Soyons lucides. Dans ce bas monde, l’égoïsme et le narcissisme sont deux concepts clés. Chacun pense à son petit bonheur personnel et n’hésite pas à marcher sur les plates-bandes de son voisin pour atteindre une vie qu’il juge de qualité. Dans pareil contexte, il n’est pas toujours évident de prendre sa place et d’imposer le respect. Certaines personnes éprouvent d’ailleurs un véritable blocage : le respect, ce n’est jamais pour elles. Voulant plaire à tout prix, elles ne savent pas dire non et se soumettent. Conséquences : elles se font sans cesse marcher sur les pieds et s’enlisent dans l’idée que cette triste réalité ne changera jamais. Cet état de fait n’est pourtant pas irréversible. Explications.

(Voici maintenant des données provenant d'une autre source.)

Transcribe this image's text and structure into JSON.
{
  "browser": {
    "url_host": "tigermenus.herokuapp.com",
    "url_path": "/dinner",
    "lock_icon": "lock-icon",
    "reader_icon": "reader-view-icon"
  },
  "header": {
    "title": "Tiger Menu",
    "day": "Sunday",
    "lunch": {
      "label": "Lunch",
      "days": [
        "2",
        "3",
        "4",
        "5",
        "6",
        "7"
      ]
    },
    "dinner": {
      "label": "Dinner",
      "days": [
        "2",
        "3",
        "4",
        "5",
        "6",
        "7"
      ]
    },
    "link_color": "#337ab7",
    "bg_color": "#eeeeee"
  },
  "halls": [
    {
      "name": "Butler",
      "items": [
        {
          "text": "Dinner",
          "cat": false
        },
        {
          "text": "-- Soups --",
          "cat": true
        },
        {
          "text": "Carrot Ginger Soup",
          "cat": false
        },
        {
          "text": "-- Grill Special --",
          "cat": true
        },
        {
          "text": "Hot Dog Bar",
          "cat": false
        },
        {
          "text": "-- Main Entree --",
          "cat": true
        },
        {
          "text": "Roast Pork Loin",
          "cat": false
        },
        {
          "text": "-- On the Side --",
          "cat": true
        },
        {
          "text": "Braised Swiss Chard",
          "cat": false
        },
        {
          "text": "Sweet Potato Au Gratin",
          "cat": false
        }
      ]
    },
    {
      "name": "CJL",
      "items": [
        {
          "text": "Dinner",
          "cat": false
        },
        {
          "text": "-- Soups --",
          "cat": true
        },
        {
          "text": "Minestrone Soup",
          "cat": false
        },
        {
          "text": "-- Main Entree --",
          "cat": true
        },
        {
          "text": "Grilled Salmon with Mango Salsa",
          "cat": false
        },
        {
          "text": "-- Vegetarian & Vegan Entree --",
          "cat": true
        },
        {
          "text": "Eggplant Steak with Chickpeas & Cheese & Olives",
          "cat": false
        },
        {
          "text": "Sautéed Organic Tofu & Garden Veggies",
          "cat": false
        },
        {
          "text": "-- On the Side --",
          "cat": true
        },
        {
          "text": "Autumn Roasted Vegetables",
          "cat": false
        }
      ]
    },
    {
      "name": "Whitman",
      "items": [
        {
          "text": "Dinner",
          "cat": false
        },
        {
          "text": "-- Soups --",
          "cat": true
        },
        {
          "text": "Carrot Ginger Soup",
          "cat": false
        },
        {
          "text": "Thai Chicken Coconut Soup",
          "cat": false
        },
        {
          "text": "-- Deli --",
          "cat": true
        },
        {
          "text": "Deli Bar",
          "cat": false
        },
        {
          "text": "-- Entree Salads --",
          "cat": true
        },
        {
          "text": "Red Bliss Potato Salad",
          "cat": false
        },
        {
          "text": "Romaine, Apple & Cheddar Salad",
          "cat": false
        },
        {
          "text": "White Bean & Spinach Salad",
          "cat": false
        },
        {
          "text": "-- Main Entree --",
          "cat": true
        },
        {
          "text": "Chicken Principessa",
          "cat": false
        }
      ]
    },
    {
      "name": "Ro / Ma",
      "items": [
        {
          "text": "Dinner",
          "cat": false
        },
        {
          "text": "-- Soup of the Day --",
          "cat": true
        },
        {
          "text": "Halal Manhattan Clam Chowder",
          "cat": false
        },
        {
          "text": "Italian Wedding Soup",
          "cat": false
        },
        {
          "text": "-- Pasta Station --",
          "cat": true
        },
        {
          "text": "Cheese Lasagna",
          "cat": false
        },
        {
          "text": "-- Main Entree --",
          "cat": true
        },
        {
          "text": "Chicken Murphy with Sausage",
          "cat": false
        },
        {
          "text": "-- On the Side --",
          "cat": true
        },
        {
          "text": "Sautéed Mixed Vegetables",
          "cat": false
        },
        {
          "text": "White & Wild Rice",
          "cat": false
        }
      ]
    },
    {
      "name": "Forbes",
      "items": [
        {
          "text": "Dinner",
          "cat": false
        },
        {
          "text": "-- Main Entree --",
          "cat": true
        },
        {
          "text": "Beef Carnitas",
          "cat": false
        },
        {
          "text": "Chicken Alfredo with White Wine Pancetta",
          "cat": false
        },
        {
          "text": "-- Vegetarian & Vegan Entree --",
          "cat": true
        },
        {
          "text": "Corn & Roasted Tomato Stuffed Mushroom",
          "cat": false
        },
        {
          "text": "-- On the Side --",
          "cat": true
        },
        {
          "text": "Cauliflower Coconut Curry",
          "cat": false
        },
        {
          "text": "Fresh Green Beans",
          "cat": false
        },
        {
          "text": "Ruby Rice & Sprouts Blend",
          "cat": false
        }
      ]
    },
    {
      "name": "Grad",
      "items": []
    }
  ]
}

« À aucun moment de l’histoire, le respect humain n’a brillé d’un très vif éclat », disait en son temps Charlie Chaplin. Cette affirmation est toujours d’actualité. Le respect, ce concept relativement ambigu qui exclut toute forme de passion et qui impose une sorte de détachement souvent difficile à atteindre, n’a jamais été le fort de l’être humain, souvent plus doué pour toute une série d’autres activités telles que l’égoïsme, le narcissisme ou l’égocentrisme. Tâchons de ne pas être trop pessimistes, mais soyons quand même francs : l’Homme aime penser à sa petite vie. À ses petits intérêts. À ses petits tracas. Dans la liste de ses principales préoccupations, sa petite personne arrive souvent en position number one. Est-ce un tort ? Pas du tout. L’être humain naît seul. Il meurt seul. Alors, rien de plus logique que de se concentrer sur son existence et de lutter pour atteindre son épanouissement personnel. La cause est noble. Là où il y a un hic, c’est lorsque l’être humain tente d’atteindre son bonheur au détriment de l’autre. Son collègue, son ami, son parent, son voisin. Peu importe. Ce qui compte, c’est lui et son bien-être. Dans pareil contexte, prendre sa place et ensuite la garder n’est pas toujours chose facile. Et encore moins pour ceux qui éprouvent des difficultés à imposer le respect.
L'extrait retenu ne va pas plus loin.